Vacinas são substâncias biológicas que ativam o sistema imunológico criando uma memória imunológica, preparando-o para futuros ataques. Existem diversos tipos de vacinas, tais como as que contêm o organismo atenuado (não patogênico), organismo morto, as de DNA, entre outras. Para que esta vacina chegue até você, ela deve seguir altos padrões de exigência e qualidade nas cinco rigorosas etapas de desenvolvimento, as quais vão desde testes em laboratório (fase pré-clínica), em que os cientistas buscam dezenas de moléculas para definir a composição da vacina, até a fase clínica, em que visa verificar os efeitos farmacodinâmicos, farmacológicos bem como a segurança da vacina.

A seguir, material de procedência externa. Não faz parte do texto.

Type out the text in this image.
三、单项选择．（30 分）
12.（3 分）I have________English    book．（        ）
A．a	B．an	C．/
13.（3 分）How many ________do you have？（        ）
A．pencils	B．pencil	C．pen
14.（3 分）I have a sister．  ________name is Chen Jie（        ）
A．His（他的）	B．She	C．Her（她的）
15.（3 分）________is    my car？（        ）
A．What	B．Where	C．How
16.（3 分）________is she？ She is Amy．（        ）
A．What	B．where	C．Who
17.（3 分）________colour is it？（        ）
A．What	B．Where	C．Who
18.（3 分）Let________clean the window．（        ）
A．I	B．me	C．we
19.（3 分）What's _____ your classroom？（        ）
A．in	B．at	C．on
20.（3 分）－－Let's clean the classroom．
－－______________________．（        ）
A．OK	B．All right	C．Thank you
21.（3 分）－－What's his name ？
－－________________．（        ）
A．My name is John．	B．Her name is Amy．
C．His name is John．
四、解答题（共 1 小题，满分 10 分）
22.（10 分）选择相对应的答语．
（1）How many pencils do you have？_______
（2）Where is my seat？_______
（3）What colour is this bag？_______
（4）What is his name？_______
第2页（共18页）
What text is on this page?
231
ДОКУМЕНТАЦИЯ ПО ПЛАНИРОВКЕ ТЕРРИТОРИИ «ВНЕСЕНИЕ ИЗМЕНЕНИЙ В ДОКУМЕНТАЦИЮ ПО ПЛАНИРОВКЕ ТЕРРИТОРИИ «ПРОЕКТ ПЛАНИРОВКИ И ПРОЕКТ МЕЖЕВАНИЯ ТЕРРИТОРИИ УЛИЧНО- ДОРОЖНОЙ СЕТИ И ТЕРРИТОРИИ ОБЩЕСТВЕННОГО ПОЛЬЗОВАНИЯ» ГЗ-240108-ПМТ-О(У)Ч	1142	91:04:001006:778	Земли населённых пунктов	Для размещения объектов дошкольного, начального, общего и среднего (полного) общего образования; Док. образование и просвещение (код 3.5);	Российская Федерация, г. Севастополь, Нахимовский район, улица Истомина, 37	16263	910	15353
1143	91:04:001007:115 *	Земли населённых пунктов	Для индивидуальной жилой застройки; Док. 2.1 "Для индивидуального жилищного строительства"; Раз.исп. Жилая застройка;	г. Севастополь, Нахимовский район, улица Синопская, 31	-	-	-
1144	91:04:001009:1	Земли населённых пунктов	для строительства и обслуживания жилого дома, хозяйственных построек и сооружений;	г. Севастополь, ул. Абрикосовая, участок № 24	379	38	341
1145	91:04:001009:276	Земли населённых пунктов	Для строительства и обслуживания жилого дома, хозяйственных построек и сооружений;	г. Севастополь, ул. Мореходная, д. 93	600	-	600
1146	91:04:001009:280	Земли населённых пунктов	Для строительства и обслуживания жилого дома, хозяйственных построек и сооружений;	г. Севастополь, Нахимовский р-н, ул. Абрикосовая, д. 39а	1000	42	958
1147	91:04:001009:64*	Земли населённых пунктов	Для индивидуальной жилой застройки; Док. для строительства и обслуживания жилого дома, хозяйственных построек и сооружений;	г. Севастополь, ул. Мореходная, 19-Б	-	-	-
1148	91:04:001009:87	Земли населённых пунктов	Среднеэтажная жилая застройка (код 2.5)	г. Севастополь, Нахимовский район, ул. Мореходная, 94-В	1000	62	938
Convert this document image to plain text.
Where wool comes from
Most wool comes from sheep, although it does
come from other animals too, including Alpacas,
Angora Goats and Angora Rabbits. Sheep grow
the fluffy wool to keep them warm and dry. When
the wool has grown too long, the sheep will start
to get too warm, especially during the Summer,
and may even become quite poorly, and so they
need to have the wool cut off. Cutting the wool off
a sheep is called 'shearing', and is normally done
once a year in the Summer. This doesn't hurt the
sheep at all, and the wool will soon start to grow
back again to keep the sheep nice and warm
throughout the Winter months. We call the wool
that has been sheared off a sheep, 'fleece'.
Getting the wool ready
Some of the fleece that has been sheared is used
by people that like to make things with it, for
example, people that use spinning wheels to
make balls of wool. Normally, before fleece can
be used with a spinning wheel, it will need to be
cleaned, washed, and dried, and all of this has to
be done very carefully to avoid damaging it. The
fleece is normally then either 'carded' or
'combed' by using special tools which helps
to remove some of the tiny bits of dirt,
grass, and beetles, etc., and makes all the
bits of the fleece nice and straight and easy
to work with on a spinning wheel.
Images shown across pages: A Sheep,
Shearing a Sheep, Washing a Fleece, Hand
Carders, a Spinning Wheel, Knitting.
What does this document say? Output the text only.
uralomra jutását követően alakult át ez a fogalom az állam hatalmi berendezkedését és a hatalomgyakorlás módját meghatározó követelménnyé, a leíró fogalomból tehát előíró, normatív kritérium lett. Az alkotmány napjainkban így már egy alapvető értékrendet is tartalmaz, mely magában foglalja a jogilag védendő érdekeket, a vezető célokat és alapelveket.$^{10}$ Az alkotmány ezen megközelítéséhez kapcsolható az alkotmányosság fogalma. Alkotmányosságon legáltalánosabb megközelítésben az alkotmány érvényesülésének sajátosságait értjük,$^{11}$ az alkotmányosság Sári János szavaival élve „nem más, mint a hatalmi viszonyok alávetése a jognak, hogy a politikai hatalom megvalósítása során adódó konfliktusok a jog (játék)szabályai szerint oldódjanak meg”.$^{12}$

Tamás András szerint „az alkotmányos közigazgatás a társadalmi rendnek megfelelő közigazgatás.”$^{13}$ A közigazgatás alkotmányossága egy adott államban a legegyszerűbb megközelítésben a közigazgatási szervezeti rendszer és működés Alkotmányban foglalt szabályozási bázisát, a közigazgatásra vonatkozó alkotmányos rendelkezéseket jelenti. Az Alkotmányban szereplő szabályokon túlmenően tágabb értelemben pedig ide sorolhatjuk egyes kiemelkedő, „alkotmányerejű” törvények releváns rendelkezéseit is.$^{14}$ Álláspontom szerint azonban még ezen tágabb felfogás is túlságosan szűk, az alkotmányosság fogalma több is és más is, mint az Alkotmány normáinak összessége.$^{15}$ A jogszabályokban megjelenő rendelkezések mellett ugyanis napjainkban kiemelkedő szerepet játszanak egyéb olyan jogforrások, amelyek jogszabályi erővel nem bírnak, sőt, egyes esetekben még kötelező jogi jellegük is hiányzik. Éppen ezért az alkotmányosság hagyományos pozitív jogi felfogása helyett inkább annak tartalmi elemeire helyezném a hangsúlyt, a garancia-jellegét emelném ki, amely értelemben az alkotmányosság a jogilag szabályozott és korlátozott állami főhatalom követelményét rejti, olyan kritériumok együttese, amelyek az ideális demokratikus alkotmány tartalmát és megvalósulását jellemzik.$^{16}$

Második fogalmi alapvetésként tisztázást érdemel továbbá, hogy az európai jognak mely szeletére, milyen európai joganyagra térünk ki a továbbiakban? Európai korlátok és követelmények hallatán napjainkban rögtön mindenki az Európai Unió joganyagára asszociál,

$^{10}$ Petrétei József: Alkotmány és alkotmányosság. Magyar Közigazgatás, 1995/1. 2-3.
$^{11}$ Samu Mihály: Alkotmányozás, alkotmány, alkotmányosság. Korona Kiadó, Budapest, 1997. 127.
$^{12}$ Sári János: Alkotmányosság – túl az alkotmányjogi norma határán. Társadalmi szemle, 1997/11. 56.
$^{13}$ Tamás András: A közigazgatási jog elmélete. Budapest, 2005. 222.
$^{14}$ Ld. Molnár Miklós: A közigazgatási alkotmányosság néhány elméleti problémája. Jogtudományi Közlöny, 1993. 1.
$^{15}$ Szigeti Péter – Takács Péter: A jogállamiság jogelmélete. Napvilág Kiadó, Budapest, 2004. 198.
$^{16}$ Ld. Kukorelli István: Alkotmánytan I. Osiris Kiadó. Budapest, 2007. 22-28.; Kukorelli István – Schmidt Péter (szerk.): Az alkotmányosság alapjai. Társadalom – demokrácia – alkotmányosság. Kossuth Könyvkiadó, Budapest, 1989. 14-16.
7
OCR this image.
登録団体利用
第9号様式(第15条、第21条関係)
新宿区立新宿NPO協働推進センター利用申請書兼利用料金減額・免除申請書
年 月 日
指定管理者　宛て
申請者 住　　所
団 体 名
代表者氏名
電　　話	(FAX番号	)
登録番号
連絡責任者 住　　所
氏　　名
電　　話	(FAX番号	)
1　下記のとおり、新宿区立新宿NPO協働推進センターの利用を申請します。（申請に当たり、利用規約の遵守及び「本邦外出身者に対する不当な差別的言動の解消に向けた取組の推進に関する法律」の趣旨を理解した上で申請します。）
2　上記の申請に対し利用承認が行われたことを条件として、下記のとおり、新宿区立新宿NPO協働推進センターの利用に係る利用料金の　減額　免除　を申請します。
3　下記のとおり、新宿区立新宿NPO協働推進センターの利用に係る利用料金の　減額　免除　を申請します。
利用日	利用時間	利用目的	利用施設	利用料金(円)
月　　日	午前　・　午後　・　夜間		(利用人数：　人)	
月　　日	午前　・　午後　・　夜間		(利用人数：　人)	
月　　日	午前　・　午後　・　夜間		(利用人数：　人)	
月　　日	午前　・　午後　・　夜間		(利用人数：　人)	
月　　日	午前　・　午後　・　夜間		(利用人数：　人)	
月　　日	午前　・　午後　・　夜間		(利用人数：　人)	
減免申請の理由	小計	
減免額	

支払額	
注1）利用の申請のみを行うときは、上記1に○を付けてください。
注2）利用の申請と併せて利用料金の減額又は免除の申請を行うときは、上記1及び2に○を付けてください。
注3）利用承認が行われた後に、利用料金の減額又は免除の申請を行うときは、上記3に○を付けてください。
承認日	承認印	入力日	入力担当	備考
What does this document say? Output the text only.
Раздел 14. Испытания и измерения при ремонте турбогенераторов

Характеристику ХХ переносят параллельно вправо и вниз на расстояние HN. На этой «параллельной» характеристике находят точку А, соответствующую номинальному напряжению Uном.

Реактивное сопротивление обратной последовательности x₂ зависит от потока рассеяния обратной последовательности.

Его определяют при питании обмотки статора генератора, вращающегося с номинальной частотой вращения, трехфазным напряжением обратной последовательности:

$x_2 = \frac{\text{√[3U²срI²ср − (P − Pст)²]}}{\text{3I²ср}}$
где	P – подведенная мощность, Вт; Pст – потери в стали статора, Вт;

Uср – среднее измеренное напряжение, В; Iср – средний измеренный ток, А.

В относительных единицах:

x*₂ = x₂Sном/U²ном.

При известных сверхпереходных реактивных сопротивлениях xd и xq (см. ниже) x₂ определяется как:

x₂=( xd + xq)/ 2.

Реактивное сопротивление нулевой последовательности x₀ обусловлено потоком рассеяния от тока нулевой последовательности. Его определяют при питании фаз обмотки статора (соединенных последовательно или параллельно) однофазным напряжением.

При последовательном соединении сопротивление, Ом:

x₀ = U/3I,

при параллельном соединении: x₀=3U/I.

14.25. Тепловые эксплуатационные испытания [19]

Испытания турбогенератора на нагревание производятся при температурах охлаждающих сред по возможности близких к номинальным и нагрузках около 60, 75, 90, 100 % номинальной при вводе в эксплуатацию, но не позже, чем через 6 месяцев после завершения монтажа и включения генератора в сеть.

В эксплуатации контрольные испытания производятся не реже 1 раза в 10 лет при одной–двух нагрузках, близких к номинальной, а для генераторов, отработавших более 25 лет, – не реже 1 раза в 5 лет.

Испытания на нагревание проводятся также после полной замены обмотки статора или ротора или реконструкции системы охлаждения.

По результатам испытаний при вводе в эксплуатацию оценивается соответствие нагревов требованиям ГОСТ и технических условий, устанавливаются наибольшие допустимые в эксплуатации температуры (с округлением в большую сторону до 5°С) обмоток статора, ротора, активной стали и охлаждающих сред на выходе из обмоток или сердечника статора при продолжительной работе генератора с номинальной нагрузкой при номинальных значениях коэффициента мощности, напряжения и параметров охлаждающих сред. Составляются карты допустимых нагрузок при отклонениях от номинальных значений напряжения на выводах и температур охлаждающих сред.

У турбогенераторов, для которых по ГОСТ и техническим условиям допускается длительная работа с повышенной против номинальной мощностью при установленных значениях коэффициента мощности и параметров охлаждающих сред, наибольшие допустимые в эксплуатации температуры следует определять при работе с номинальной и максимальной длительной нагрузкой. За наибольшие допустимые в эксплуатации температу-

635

Na Fase 0, pré-clínica, é verificada a segurança, imunogenicidade (capacidade de desenvolver uma resposta imunológica), tolerabilidade e eficácia; na Fase I, clínica, iniciam-se os testes em voluntários humanos não imunes, nessa etapa também é verificada a segurança, imunogenicidade, tolerabilidade e eficácia; Fase II, clínica, divide-se os voluntários em dois grupos: imunes e não imunes. Nesta fase, os voluntários entram em contato com o patógeno-alvo, e então verifica-se a segurança, tolerabilidade e aceitação; Fase III, nessa fase o objetivo é verificar a eficácia da vacina, segurança, tolerabilidade e aceitação, o público-alvo são grupos especiais de diferentes áreas; Fase IV, a última fase, diante de todos os dados obtidos nas fases anteriores, a Agência Nacional de Vigilância Sanitária (ANVISA), a qual é regida pelo Ministério da Saúde (MS), analisa todos os resultados obtidos em estudos com milhares de humanos voluntários de vários países, a fim de certificar que produto é eficaz e capaz de prevenir determinada doença sem oferecer risco à população. Dando início à última fase, em que tem como público a grande população e comunidades inteiras, visa avaliar a eficácia da vacina, segurança, tolerabilidade, aceitação, estratégias de vacinação e efetividade.

Embora as vacinas tenham uma notória relevância na erradicação ou controle de doenças infectocontagiosas, elas são frequentemente alvos de questionamentos e críticas sobre os efeitos adversos. No Brasil, em particular, a falta de informações e a divulgação de informações não gabaritadas colaboram para o reaparecimento de doenças infecciosas, como o sarampo e a coqueluche. O sarampo, a exemplo, até 2016 era considerado uma doença erradicada no Brasil, no entanto esse quadro mudou rapidamente quando a taxa de cobertura vacinal caiu drasticamente. Em consequência disso, em 2020, casos de sarampo foram registrados em 21 unidades federadas, e embora, no ano de 2021, 17 destas unidades tenham conseguido interromper a cadeia de transmissão do vírus, em outras quatro, nomeadamente Pará, Rio de Janeiro, São Paulo e Amapá, ainda se mantém o surto.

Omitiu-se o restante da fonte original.